1NQ 50pt vs 10NQ 5pt which is more favorable?

I think the answer should be 42.
“More favorable” is meaningless quant wise.

What are you trying to optimize ?
What costs are you willing to handle ?

Because 50Pts = 50Pts
minus commissions.
 
Indeed. And on a day like today where the NQ ranged like 650 points or so, your 10NQ for 5 points is going to get you stopped out so often you will lose all your profits by over-trading.

I don’t trade NQ often but every time I tag NQ, easily 30 points or $600 in my pocket on 1 contract. However since NQ is dropped to 11k, 30 points is 0.3% movement, vs when it is at 15k level, 0.2% swing. So 10 lots on 5 points is no brainer, probably less than 2000 ticks if you catch the swing, and got a decent size account to put up the margin.

And I tag NQ at the same time as ES, but sit and wait for the target exit.
 
I don’t trade NQ often but every time I tag NQ, easily 30 points or $600 in my pocket on 1 contract. However since NQ is dropped to 11k, 30 points is 0.3% movement, vs when it is at 15k level, 0.2% swing. So 10 lots on 5 points is no brainer, probably less than 2000 ticks if you catch the swing, and got a decent size account to put up the margin.

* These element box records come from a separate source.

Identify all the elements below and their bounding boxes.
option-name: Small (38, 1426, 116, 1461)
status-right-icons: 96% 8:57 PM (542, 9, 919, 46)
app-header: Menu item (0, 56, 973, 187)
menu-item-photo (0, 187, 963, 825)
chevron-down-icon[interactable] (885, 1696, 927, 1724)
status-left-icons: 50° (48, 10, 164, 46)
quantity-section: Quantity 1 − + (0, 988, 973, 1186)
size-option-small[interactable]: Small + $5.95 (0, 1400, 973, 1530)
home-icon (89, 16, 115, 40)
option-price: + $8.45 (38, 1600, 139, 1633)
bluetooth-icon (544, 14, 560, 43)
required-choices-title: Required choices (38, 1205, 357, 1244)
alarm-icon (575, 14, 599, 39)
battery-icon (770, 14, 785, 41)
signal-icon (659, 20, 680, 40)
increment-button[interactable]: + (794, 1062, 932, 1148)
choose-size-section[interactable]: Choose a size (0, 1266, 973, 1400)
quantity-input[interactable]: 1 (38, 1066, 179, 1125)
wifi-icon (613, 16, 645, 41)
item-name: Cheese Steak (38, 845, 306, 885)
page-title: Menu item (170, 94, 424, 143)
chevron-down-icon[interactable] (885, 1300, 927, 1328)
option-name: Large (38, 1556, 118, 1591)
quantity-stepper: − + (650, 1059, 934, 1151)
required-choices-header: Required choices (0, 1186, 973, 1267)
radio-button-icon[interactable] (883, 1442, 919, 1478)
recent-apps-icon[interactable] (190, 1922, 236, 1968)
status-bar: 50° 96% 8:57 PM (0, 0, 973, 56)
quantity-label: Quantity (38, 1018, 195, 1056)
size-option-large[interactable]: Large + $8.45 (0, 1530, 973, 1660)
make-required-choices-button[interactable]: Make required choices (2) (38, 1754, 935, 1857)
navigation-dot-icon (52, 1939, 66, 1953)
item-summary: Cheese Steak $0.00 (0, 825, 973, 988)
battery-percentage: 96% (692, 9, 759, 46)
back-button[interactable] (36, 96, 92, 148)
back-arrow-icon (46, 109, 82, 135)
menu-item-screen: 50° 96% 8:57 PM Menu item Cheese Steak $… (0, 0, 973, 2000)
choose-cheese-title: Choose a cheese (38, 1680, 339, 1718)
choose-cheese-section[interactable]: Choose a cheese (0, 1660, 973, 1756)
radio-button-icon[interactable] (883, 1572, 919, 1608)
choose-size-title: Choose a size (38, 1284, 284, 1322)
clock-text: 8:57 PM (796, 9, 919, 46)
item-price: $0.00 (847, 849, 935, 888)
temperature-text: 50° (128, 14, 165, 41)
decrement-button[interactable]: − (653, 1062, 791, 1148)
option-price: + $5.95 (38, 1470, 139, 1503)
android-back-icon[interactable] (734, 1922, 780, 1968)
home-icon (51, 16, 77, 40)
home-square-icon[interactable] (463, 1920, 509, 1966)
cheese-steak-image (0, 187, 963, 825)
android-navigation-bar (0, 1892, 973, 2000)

You are thinking wrong. The price of the NQ matters not, just the swings in the thing.
 
Higher average trade means more scalability. So looking for 50 points in your example is favorable. If you only look for backtests you need to be certain of enough trades, so looking for 5 points instead maybe better here. So it depends a bit.
 
I’m wondering if using 1NQ to capture a 50pt movement is more favorable than using 10NQ to capture a 5pt movement vice versa. Or something in between 5NQ 10Pt. Is there a mathematical/quantitative explanation? Thanks

What you're really asking is if scalping is better than intraday swing trading. The answer may not be easy, but let's give it a go.

Assuming there's enough liquidity to move 10 NQ, nobody can argue that it's easier to capture 5 points than 50 points.

The mathematical and practical question is how much you're going to risk doing so...?

5 points is nothing, so one have to assume that your stop will be larger than 5 points. Let's say it's 10 or 15 points.

What this effectively means is that you need a very, very high win rate in order to get ahead, because you may have 8 winners in a row (40 points gross) and then 4 losses next at 15 points each. Then you're down 40 - 60 = - 20 points.

On the other hand, if you intraday swing trade risking 25 points in order to gain 50 points, you'll get ahead at the end of the day with a win rate around 50%.

The reason most people fail at trading is because they let their losers run (hoping they'll get back) and cut their winners short. The mathematical result is a negative expectancy.

Bottom line: If can take 5 points consistently with a very high win rate and while keeping risk moderate, maybe it's worth a shot. You really need to maintain that high winrate, though.
 
Here is a NQ 1 minute chart covering a little over an hour from yesterday afternoon with ZigZag set to 5 points. Plenty of 5 point swings available. I've boxed in a trend move followed by a choppy range to show that it is easy to get 5+ points in a trend. Not so easy in chop.

But the only testing worth anything, besides the best way - money on the line, is to use tick data. Tooooo many assumptions are made using even minutes bars. Prolly the same for 15, 30 second bars and fahgetabout completely higher time levels.